After you are finished setting all the MSBs, traverse the input array again.  Find all the unset MSBs and put those indices in the output array.  You have found the K missing numbers.

[Tony]

Yeah Justin, the one you had was if you have a list of size N but every number is duplicated once, except once.  How can you find that single number in constant time and constant space.  The answer was using XOR also, which is why I was thinking about it for this problem, but didn't quite hit the mark I guess lol.

[blacklee]

A problem from my discrete math class:

You are driving from point A to point B 200 miles apart. You drove first 100 miles with the average speed 25 mph. What should be your speed for the remaining 100 miles in order for the overall average speed of the trip to equal 50 mph?

[William Grim]

A problem from my discrete math class:

You are driving from point A to point B 200 miles apart. You drove first 100 miles with the average speed 25 mph. What should be your speed for the remaining 100 miles in order for the overall average speed of the trip to equal 50 mph?

75 MPH based on a weighted average of "differing distances", which in this case aren't actually different.  I do hope people would get a question like that.

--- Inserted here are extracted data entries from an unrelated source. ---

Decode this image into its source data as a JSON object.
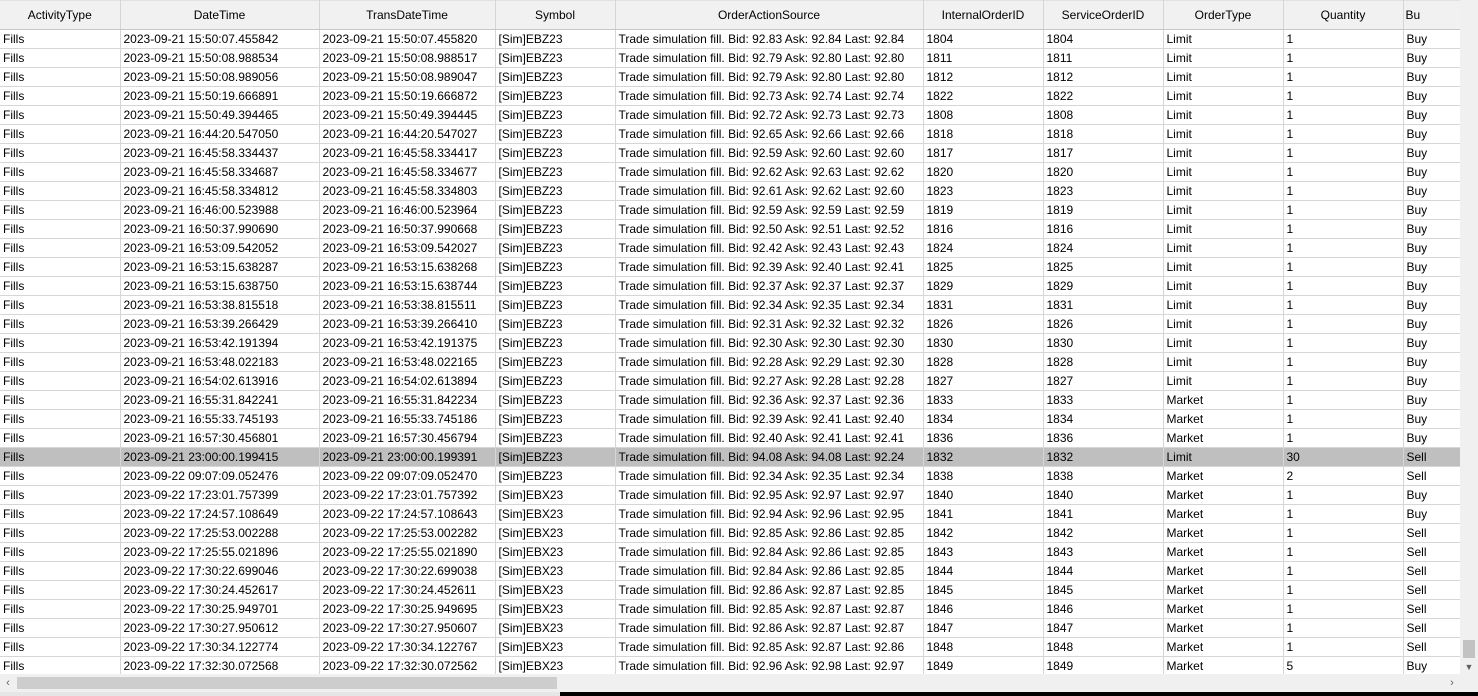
{
  "columns": [
    "ActivityType",
    "DateTime",
    "TransDateTime",
    "Symbol",
    "OrderActionSource",
    "InternalOrderID",
    "ServiceOrderID",
    "OrderType",
    "Quantity",
    "Bu"
  ],
  "selected_row": 22,
  "rows": [
    [
      "Fills",
      "2023-09-21  15:50:07.455842",
      "2023-09-21  15:50:07.455820",
      "[Sim]EBZ23",
      "Trade simulation fill. Bid: 92.83 Ask: 92.84 Last: 92.84",
      "1804",
      "1804",
      "Limit",
      "1",
      "Buy"
    ],
    [
      "Fills",
      "2023-09-21  15:50:08.988534",
      "2023-09-21  15:50:08.988517",
      "[Sim]EBZ23",
      "Trade simulation fill. Bid: 92.79 Ask: 92.80 Last: 92.80",
      "1811",
      "1811",
      "Limit",
      "1",
      "Buy"
    ],
    [
      "Fills",
      "2023-09-21  15:50:08.989056",
      "2023-09-21  15:50:08.989047",
      "[Sim]EBZ23",
      "Trade simulation fill. Bid: 92.79 Ask: 92.80 Last: 92.80",
      "1812",
      "1812",
      "Limit",
      "1",
      "Buy"
    ],
    [
      "Fills",
      "2023-09-21  15:50:19.666891",
      "2023-09-21  15:50:19.666872",
      "[Sim]EBZ23",
      "Trade simulation fill. Bid: 92.73 Ask: 92.74 Last: 92.74",
      "1822",
      "1822",
      "Limit",
      "1",
      "Buy"
    ],
    [
      "Fills",
      "2023-09-21  15:50:49.394465",
      "2023-09-21  15:50:49.394445",
      "[Sim]EBZ23",
      "Trade simulation fill. Bid: 92.72 Ask: 92.73 Last: 92.73",
      "1808",
      "1808",
      "Limit",
      "1",
      "Buy"
    ],
    [
      "Fills",
      "2023-09-21  16:44:20.547050",
      "2023-09-21  16:44:20.547027",
      "[Sim]EBZ23",
      "Trade simulation fill. Bid: 92.65 Ask: 92.66 Last: 92.66",
      "1818",
      "1818",
      "Limit",
      "1",
      "Buy"
    ],
    [
      "Fills",
      "2023-09-21  16:45:58.334437",
      "2023-09-21  16:45:58.334417",
      "[Sim]EBZ23",
      "Trade simulation fill. Bid: 92.59 Ask: 92.60 Last: 92.60",
      "1817",
      "1817",
      "Limit",
      "1",
      "Buy"
    ],
    [
      "Fills",
      "2023-09-21  16:45:58.334687",
      "2023-09-21  16:45:58.334677",
      "[Sim]EBZ23",
      "Trade simulation fill. Bid: 92.62 Ask: 92.63 Last: 92.62",
      "1820",
      "1820",
      "Limit",
      "1",
      "Buy"
    ],
    [
      "Fills",
      "2023-09-21  16:45:58.334812",
      "2023-09-21  16:45:58.334803",
      "[Sim]EBZ23",
      "Trade simulation fill. Bid: 92.61 Ask: 92.62 Last: 92.60",
      "1823",
      "1823",
      "Limit",
      "1",
      "Buy"
    ],
    [
      "Fills",
      "2023-09-21  16:46:00.523988",
      "2023-09-21  16:46:00.523964",
      "[Sim]EBZ23",
      "Trade simulation fill. Bid: 92.59 Ask: 92.59 Last: 92.59",
      "1819",
      "1819",
      "Limit",
      "1",
      "Buy"
    ],
    [
      "Fills",
      "2023-09-21  16:50:37.990690",
      "2023-09-21  16:50:37.990668",
      "[Sim]EBZ23",
      "Trade simulation fill. Bid: 92.50 Ask: 92.51 Last: 92.52",
      "1816",
      "1816",
      "Limit",
      "1",
      "Buy"
    ],
    [
      "Fills",
      "2023-09-21  16:53:09.542052",
      "2023-09-21  16:53:09.542027",
      "[Sim]EBZ23",
      "Trade simulation fill. Bid: 92.42 Ask: 92.43 Last: 92.43",
      "1824",
      "1824",
      "Limit",
      "1",
      "Buy"
    ],
    [
      "Fills",
      "2023-09-21  16:53:15.638287",
      "2023-09-21  16:53:15.638268",
      "[Sim]EBZ23",
      "Trade simulation fill. Bid: 92.39 Ask: 92.40 Last: 92.41",
      "1825",
      "1825",
      "Limit",
      "1",
      "Buy"
    ],
    [
      "Fills",
      "2023-09-21  16:53:15.638750",
      "2023-09-21  16:53:15.638744",
      "[Sim]EBZ23",
      "Trade simulation fill. Bid: 92.37 Ask: 92.37 Last: 92.37",
      "1829",
      "1829",
      "Limit",
      "1",
      "Buy"
    ],
    [
      "Fills",
      "2023-09-21  16:53:38.815518",
      "2023-09-21  16:53:38.815511",
      "[Sim]EBZ23",
      "Trade simulation fill. Bid: 92.34 Ask: 92.35 Last: 92.34",
      "1831",
      "1831",
      "Limit",
      "1",
      "Buy"
    ],
    [
      "Fills",
      "2023-09-21  16:53:39.266429",
      "2023-09-21  16:53:39.266410",
      "[Sim]EBZ23",
      "Trade simulation fill. Bid: 92.31 Ask: 92.32 Last: 92.32",
      "1826",
      "1826",
      "Limit",
      "1",
      "Buy"
    ],
    [
      "Fills",
      "2023-09-21  16:53:42.191394",
      "2023-09-21  16:53:42.191375",
      "[Sim]EBZ23",
      "Trade simulation fill. Bid: 92.30 Ask: 92.30 Last: 92.30",
      "1830",
      "1830",
      "Limit",
      "1",
      "Buy"
    ],
    [
      "Fills",
      "2023-09-21  16:53:48.022183",
      "2023-09-21  16:53:48.022165",
      "[Sim]EBZ23",
      "Trade simulation fill. Bid: 92.28 Ask: 92.29 Last: 92.30",
      "1828",
      "1828",
      "Limit",
      "1",
      "Buy"
    ],
    [
      "Fills",
      "2023-09-21  16:54:02.613916",
      "2023-09-21  16:54:02.613894",
      "[Sim]EBZ23",
      "Trade simulation fill. Bid: 92.27 Ask: 92.28 Last: 92.28",
      "1827",
      "1827",
      "Limit",
      "1",
      "Buy"
    ],
    [
      "Fills",
      "2023-09-21  16:55:31.842241",
      "2023-09-21  16:55:31.842234",
      "[Sim]EBZ23",
      "Trade simulation fill. Bid: 92.36 Ask: 92.37 Last: 92.36",
      "1833",
      "1833",
      "Market",
      "1",
      "Buy"
    ],
    [
      "Fills",
      "2023-09-21  16:55:33.745193",
      "2023-09-21  16:55:33.745186",
      "[Sim]EBZ23",
      "Trade simulation fill. Bid: 92.39 Ask: 92.41 Last: 92.40",
      "1834",
      "1834",
      "Market",
      "1",
      "Buy"
    ],
    [
      "Fills",
      "2023-09-21  16:57:30.456801",
      "2023-09-21  16:57:30.456794",
      "[Sim]EBZ23",
      "Trade simulation fill. Bid: 92.40 Ask: 92.41 Last: 92.41",
      "1836",
      "1836",
      "Market",
      "1",
      "Buy"
    ],
    [
      "Fills",
      "2023-09-21  23:00:00.199415",
      "2023-09-21  23:00:00.199391",
      "[Sim]EBZ23",
      "Trade simulation fill. Bid: 94.08 Ask: 94.08 Last: 92.24",
      "1832",
      "1832",
      "Limit",
      "30",
      "Sell"
    ],
    [
      "Fills",
      "2023-09-22  09:07:09.052476",
      "2023-09-22  09:07:09.052470",
      "[Sim]EBZ23",
      "Trade simulation fill. Bid: 92.34 Ask: 92.35 Last: 92.34",
      "1838",
      "1838",
      "Market",
      "2",
      "Sell"
    ],
    [
      "Fills",
      "2023-09-22  17:23:01.757399",
      "2023-09-22  17:23:01.757392",
      "[Sim]EBX23",
      "Trade simulation fill. Bid: 92.95 Ask: 92.97 Last: 92.97",
      "1840",
      "1840",
      "Market",
      "1",
      "Buy"
    ],
    [
      "Fills",
      "2023-09-22  17:24:57.108649",
      "2023-09-22  17:24:57.108643",
      "[Sim]EBX23",
      "Trade simulation fill. Bid: 92.94 Ask: 92.96 Last: 92.95",
      "1841",
      "1841",
      "Market",
      "1",
      "Buy"
    ],
    [
      "Fills",
      "2023-09-22  17:25:53.002288",
      "2023-09-22  17:25:53.002282",
      "[Sim]EBX23",
      "Trade simulation fill. Bid: 92.85 Ask: 92.86 Last: 92.85",
      "1842",
      "1842",
      "Market",
      "1",
      "Sell"
    ],
    [
      "Fills",
      "2023-09-22  17:25:55.021896",
      "2023-09-22  17:25:55.021890",
      "[Sim]EBX23",
      "Trade simulation fill. Bid: 92.84 Ask: 92.86 Last: 92.85",
      "1843",
      "1843",
      "Market",
      "1",
      "Sell"
    ],
    [
      "Fills",
      "2023-09-22  17:30:22.699046",
      "2023-09-22  17:30:22.699038",
      "[Sim]EBX23",
      "Trade simulation fill. Bid: 92.84 Ask: 92.86 Last: 92.85",
      "1844",
      "1844",
      "Market",
      "1",
      "Sell"
    ],
    [
      "Fills",
      "2023-09-22  17:30:24.452617",
      "2023-09-22  17:30:24.452611",
      "[Sim]EBX23",
      "Trade simulation fill. Bid: 92.86 Ask: 92.87 Last: 92.85",
      "1845",
      "1845",
      "Market",
      "1",
      "Sell"
    ],
    [
      "Fills",
      "2023-09-22  17:30:25.949701",
      "2023-09-22  17:30:25.949695",
      "[Sim]EBX23",
      "Trade simulation fill. Bid: 92.85 Ask: 92.87 Last: 92.87",
      "1846",
      "1846",
      "Market",
      "1",
      "Sell"
    ],
    [
      "Fills",
      "2023-09-22  17:30:27.950612",
      "2023-09-22  17:30:27.950607",
      "[Sim]EBX23",
      "Trade simulation fill. Bid: 92.86 Ask: 92.87 Last: 92.87",
      "1847",
      "1847",
      "Market",
      "1",
      "Sell"
    ],
    [
      "Fills",
      "2023-09-22  17:30:34.122774",
      "2023-09-22  17:30:34.122767",
      "[Sim]EBX23",
      "Trade simulation fill. Bid: 92.85 Ask: 92.87 Last: 92.86",
      "1848",
      "1848",
      "Market",
      "1",
      "Sell"
    ],
    [
      "Fills",
      "2023-09-22  17:32:30.072568",
      "2023-09-22  17:32:30.072562",
      "[Sim]EBX23",
      "Trade simulation fill. Bid: 92.96 Ask: 92.98 Last: 92.97",
      "1849",
      "1849",
      "Market",
      "5",
      "Buy"
    ]
  ],
  "icons": {
    "scroll_left": "‹",
    "scroll_right": "›",
    "scroll_down": "▼"
  }
}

50 = (25 * 100 + x * !00) / 200, solve for x

[CoryLehan]

75 MPH based on a weighted average of "differing distances", which in this case aren't actually different.  I do hope people would get a question like that.

50 = (25 * 100 + x * !00) / 200, solve for x

Not quite right.  Since you'd be travelling 75 mph for 1 hour and 20 minutes and 25 mph for 4 hours, the overall average would be 36 mph.

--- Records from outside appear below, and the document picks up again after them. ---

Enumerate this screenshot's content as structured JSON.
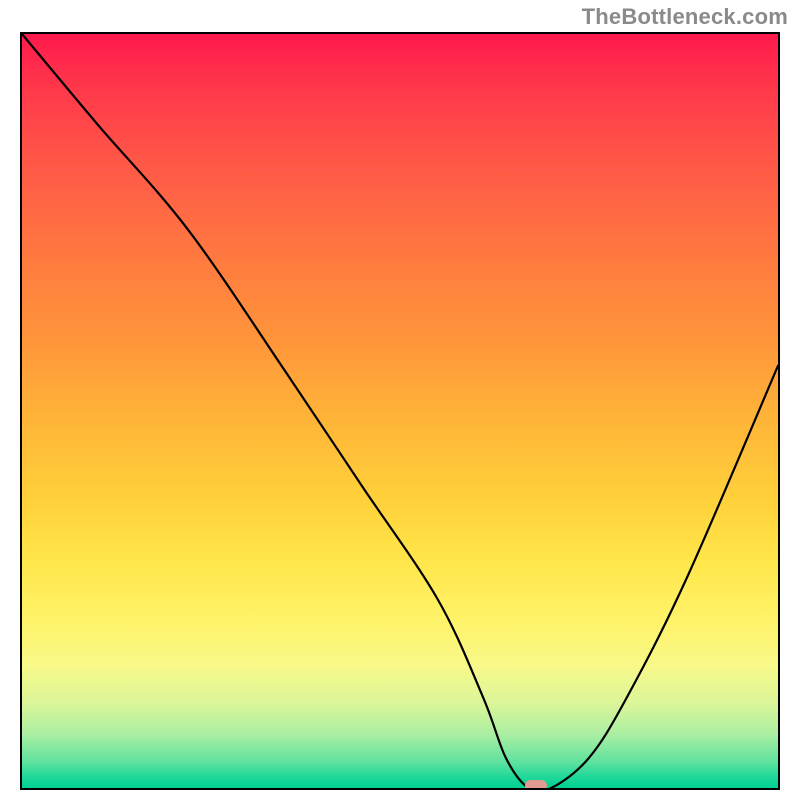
{
  "attribution": "TheBottleneck.com",
  "chart_data": {
    "type": "line",
    "title": "",
    "xlabel": "",
    "ylabel": "",
    "xlim": [
      0,
      100
    ],
    "ylim": [
      0,
      100
    ],
    "grid": false,
    "legend": false,
    "curve_note": "V-shaped bottleneck curve; y-values are estimated from pixel positions relative to frame.",
    "x": [
      0,
      10,
      22,
      35,
      45,
      55,
      61,
      64,
      67,
      70,
      75,
      80,
      88,
      100
    ],
    "y": [
      100,
      88,
      74,
      55,
      40,
      25,
      12,
      4,
      0,
      0,
      4,
      12,
      28,
      56
    ],
    "optimum_marker": {
      "x": 68,
      "y": 0,
      "color": "#e2998f"
    }
  }
}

It's an impossible question.  In order for the average speed to be 50 mph, you would have to get through the entire 200 mile trip in 4 hours (200 miles / 4 hours = 50 mph).  Since the first 100 miles takes the whole 4 hours at 25 mph, it's impossible to average 50 mph.

[William Grim]

Not quite right.  Since you'd be travelling 75 mph for 1 hour and 20 minutes and 25 mph for 4 hours, the overall average would be 36 mph.

It's an impossible question.  In order for the average speed to be 50 mph, you would have to get through the entire 200 mile trip in 4 hours (200 miles / 4 hours = 50 mph).  Since the first 100 miles takes the whole 4 hours at 25 mph, it's impossible to average 50 mph.

You're right.  I did not sanity check.